Many young people are redpilled by the Police. There are two major ways this happens.

The first is getting arrested for something like using medicinal cannabis. Getting put in a cage for using a medicine that improves your mental health immediately liberates a person from the illusion that the Police are there to protect and serve the citizenry.

The second way is by taking a complaint to the Police and being told to fuck off. This has forever been the case if one was a woman reporting the domestic violence of one’s husband, or a racial minority reporting being abused by one’s employer.

People are also redpilled by doctors. Telling a doctor about how cannabis is an effective medicine for your condition, only to be told to fuck off because the doctor makes more money out of pharmaceuticals than they ever could out of cannabis, will redpill anyone.

And, of course, most people have been redpilled by politicians, because one only needs to live through two electoral cycles to have seen all this shit before.

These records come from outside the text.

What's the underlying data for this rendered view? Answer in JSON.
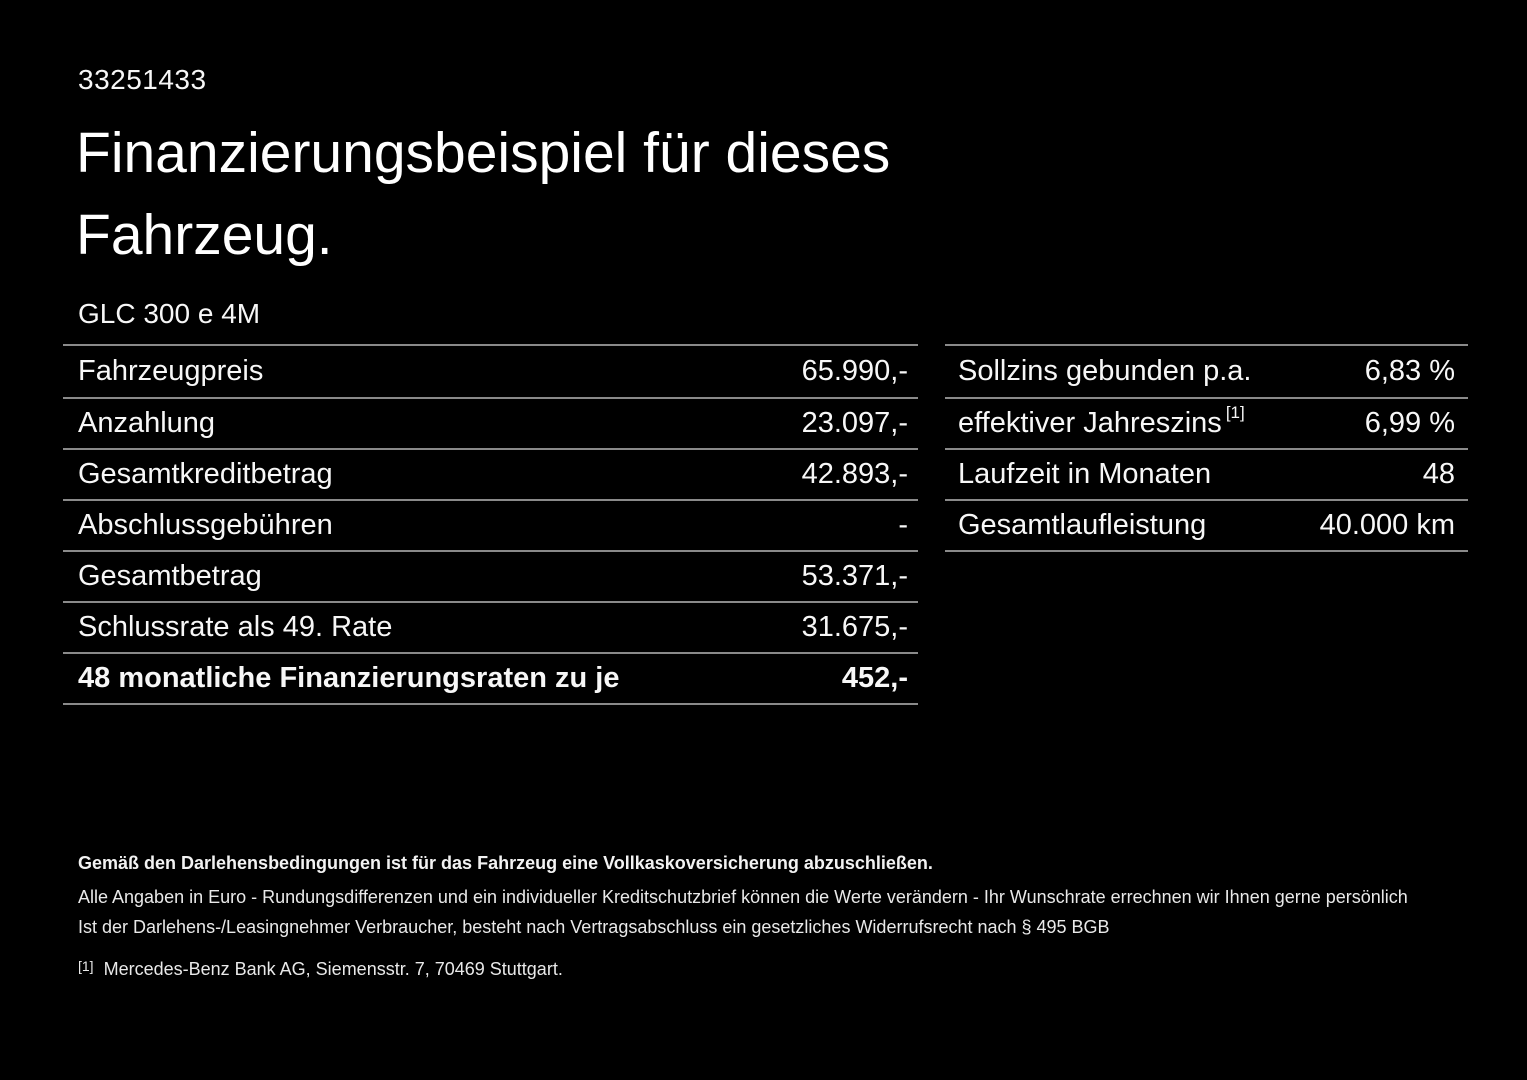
{
  "page": {
    "doc_id": "33251433",
    "title_line1": "Finanzierungsbeispiel für dieses",
    "title_line2": "Fahrzeug.",
    "model": "GLC 300 e 4M"
  },
  "left_table": {
    "rows": [
      {
        "label": "Fahrzeugpreis",
        "value": "65.990,-",
        "bold": false
      },
      {
        "label": "Anzahlung",
        "value": "23.097,-",
        "bold": false
      },
      {
        "label": "Gesamtkreditbetrag",
        "value": "42.893,-",
        "bold": false
      },
      {
        "label": "Abschlussgebühren",
        "value": "-",
        "bold": false
      },
      {
        "label": "Gesamtbetrag",
        "value": "53.371,-",
        "bold": false
      },
      {
        "label": "Schlussrate als 49. Rate",
        "value": "31.675,-",
        "bold": false
      },
      {
        "label": "48 monatliche Finanzierungsraten zu je",
        "value": "452,-",
        "bold": true
      }
    ]
  },
  "right_table": {
    "rows": [
      {
        "label": "Sollzins gebunden p.a.",
        "value": "6,83 %",
        "bold": false
      },
      {
        "label": "effektiver Jahreszins",
        "sup": "[1]",
        "value": "6,99 %",
        "bold": false
      },
      {
        "label": "Laufzeit in Monaten",
        "value": "48",
        "bold": false
      },
      {
        "label": "Gesamtlaufleistung",
        "value": "40.000 km",
        "bold": false
      }
    ]
  },
  "footer": {
    "bold_note": "Gemäß den Darlehensbedingungen ist für das Fahrzeug eine Vollkaskoversicherung abzuschließen.",
    "note_line1": "Alle Angaben in Euro - Rundungsdifferenzen und ein individueller Kreditschutzbrief können die Werte verändern - Ihr Wunschrate errechnen wir Ihnen gerne persönlich",
    "note_line2": "Ist der Darlehens-/Leasingnehmer Verbraucher, besteht nach Vertragsabschluss ein gesetzliches Widerrufsrecht nach § 495 BGB",
    "footnote_marker": "[1]",
    "footnote_text": "Mercedes-Benz Bank AG, Siemensstr. 7, 70469 Stuttgart."
  },
  "colors": {
    "background": "#000000",
    "text": "#f7f7f7",
    "divider": "#8a8a8a"
  }
}
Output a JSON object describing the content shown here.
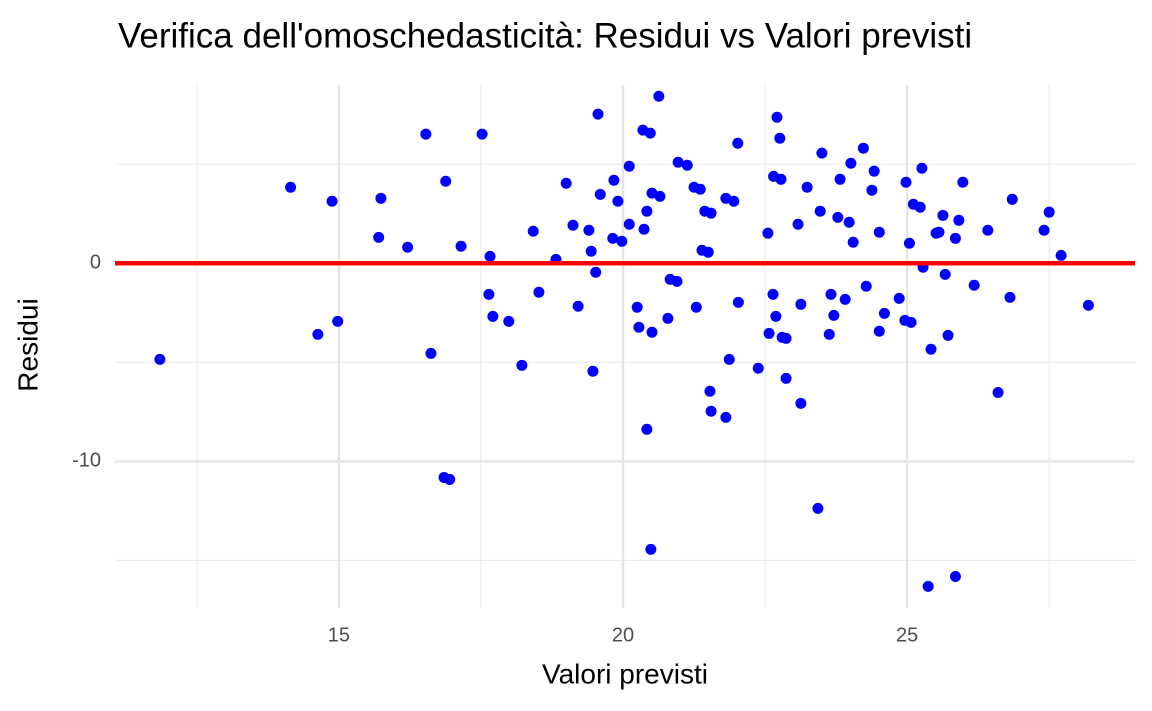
{
  "chart_data": {
    "type": "scatter",
    "title": "Verifica dell'omoschedasticità: Residui vs Valori previsti",
    "x_label": "Valori previsti",
    "y_label": "Residui",
    "xlim": [
      11.06,
      29.01
    ],
    "ylim": [
      -17.4,
      9.0
    ],
    "xticks": [
      15,
      20,
      25
    ],
    "yticks": [
      -10,
      0
    ],
    "x_minor_grid": [
      12.5,
      17.5,
      22.5,
      27.5
    ],
    "y_minor_grid": [
      -15,
      -5,
      5
    ],
    "grid": true,
    "hline": {
      "value": 0,
      "color": "#ff0000"
    },
    "series": [
      {
        "color": "#0000ff",
        "x": [
          11.85,
          14.15,
          14.63,
          14.88,
          14.98,
          15.7,
          15.74,
          16.21,
          16.53,
          16.62,
          16.88,
          16.85,
          16.95,
          17.15,
          17.52,
          17.66,
          17.64,
          17.71,
          17.99,
          18.22,
          18.42,
          18.52,
          18.82,
          19.0,
          19.12,
          19.21,
          19.4,
          19.44,
          19.47,
          19.56,
          19.52,
          19.6,
          19.84,
          19.82,
          19.91,
          19.98,
          20.11,
          20.11,
          20.25,
          20.28,
          20.35,
          20.37,
          20.42,
          20.42,
          20.48,
          20.51,
          20.51,
          20.49,
          20.63,
          20.65,
          20.79,
          20.83,
          20.95,
          20.97,
          21.13,
          21.25,
          21.36,
          21.29,
          21.39,
          21.44,
          21.5,
          21.53,
          21.55,
          21.55,
          21.81,
          21.81,
          21.87,
          21.95,
          22.02,
          22.03,
          22.38,
          22.55,
          22.57,
          22.64,
          22.65,
          22.69,
          22.71,
          22.76,
          22.78,
          22.8,
          22.87,
          22.87,
          23.08,
          23.13,
          23.13,
          23.24,
          23.43,
          23.47,
          23.5,
          23.63,
          23.66,
          23.71,
          23.78,
          23.82,
          23.91,
          23.98,
          24.01,
          24.05,
          24.23,
          24.28,
          24.38,
          24.42,
          24.51,
          24.51,
          24.6,
          24.86,
          24.98,
          24.96,
          25.04,
          25.07,
          25.11,
          25.23,
          25.26,
          25.28,
          25.37,
          25.42,
          25.51,
          25.56,
          25.63,
          25.67,
          25.72,
          25.85,
          25.85,
          25.91,
          25.98,
          26.18,
          26.42,
          26.6,
          26.81,
          26.85,
          27.41,
          27.5,
          27.71,
          28.19
        ],
        "values": [
          -4.85,
          3.84,
          -3.59,
          3.13,
          -2.93,
          1.31,
          3.28,
          0.81,
          6.52,
          -4.55,
          4.14,
          -10.81,
          -10.91,
          0.86,
          6.52,
          0.35,
          -1.57,
          -2.68,
          -2.93,
          -5.15,
          1.62,
          -1.46,
          0.2,
          4.04,
          1.92,
          -2.17,
          1.67,
          0.61,
          -5.45,
          7.53,
          -0.45,
          3.48,
          4.19,
          1.26,
          3.13,
          1.11,
          4.9,
          1.97,
          -2.22,
          -3.23,
          6.72,
          1.72,
          2.63,
          -8.38,
          6.57,
          3.54,
          -3.48,
          -14.44,
          8.43,
          3.38,
          -2.78,
          -0.81,
          -0.91,
          5.1,
          4.95,
          3.84,
          3.74,
          -2.22,
          0.66,
          2.63,
          0.56,
          -6.46,
          -7.47,
          2.53,
          -7.78,
          3.28,
          -4.85,
          3.13,
          6.06,
          -1.97,
          -5.3,
          1.52,
          -3.54,
          -1.57,
          4.39,
          -2.68,
          7.37,
          6.31,
          4.24,
          -3.74,
          -3.79,
          -5.81,
          1.97,
          -2.07,
          -7.07,
          3.84,
          -12.37,
          2.63,
          5.56,
          -3.59,
          -1.57,
          -2.63,
          2.32,
          4.24,
          -1.82,
          2.07,
          5.05,
          1.06,
          5.81,
          -1.16,
          3.69,
          4.65,
          1.57,
          -3.43,
          -2.53,
          -1.77,
          4.09,
          -2.88,
          1.01,
          -2.98,
          2.98,
          2.83,
          4.8,
          -0.2,
          -16.31,
          -4.34,
          1.52,
          1.57,
          2.42,
          -0.56,
          -3.64,
          1.26,
          -15.81,
          2.17,
          4.09,
          -1.11,
          1.67,
          -6.52,
          -1.72,
          3.23,
          1.67,
          2.58,
          0.4,
          -2.12
        ]
      }
    ]
  }
}
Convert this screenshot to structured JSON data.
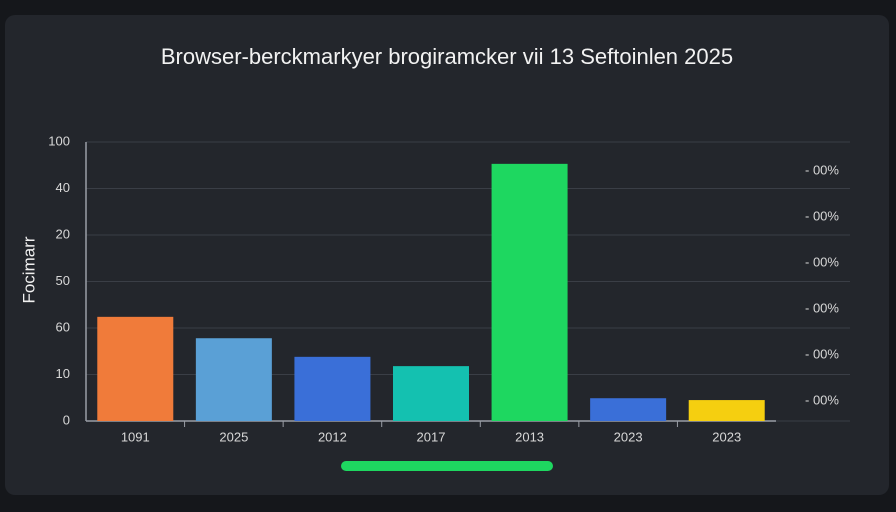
{
  "chart_data": {
    "type": "bar",
    "title": "Browser-berckmarkyer brogiramcker vii 13 Seftoinlen 2025",
    "y_label": "Focimarr",
    "categories": [
      "1091",
      "2025",
      "2012",
      "2017",
      "2013",
      "2023",
      "2023"
    ],
    "values": [
      2.24,
      1.78,
      1.38,
      1.18,
      5.53,
      0.49,
      0.45
    ],
    "colors": [
      "#f07b3a",
      "#5aa0d6",
      "#3a6fd8",
      "#14c1b0",
      "#1ed760",
      "#3a6fd8",
      "#f5cf10"
    ],
    "ylim": [
      0,
      6
    ],
    "yticks": [
      0,
      1,
      2,
      3,
      4,
      5,
      6
    ],
    "ytick_labels": [
      "0",
      "10",
      "60",
      "50",
      "20",
      "40",
      "100"
    ],
    "right_labels": [
      "- 00%",
      "- 00%",
      "- 00%",
      "- 00%",
      "- 00%",
      "- 00%"
    ],
    "grid": true
  }
}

The Greatest and Silent Generations were redpilled by the Great Depression and by World War II. The Baby Boomers were redpilled by Vietnam and by the Drug War. Generation X were redpilled by the War of Terror and also by the Drug War.

Fundamentally, to get redpilled is to see beyond social conditioning. It is when one realises that the cozy patchwork of moral values in which one had wrapped oneself in was nothing more than a half-arsed convenience arrived at by one’s lack of intellectual capacity.

It is when you see beyond the comfortable little paradigm that your local authority figure knows what’s best for their people under their control.

It is when you realise that your working with the system simply and necessarily perpetuates it, and usually to your detriment.

It is when you realise that you have the freedom to choose your attitude to reality and thereby the consequences that come with that.

If a person gets redpilled from their social conditioning, this is the same as seeing beyond. And so writing “for those who have seen beyond” is also writing for those who have been redpilled.

This also means that any of the traditional shamanic methods for seeing beyond – psychoactive drugs, sensory deprivation, vision quests, sleep deprivation, rhythmic music, sexual ecstasy, fasting, meditation – are all potentially ways to redpill oneself.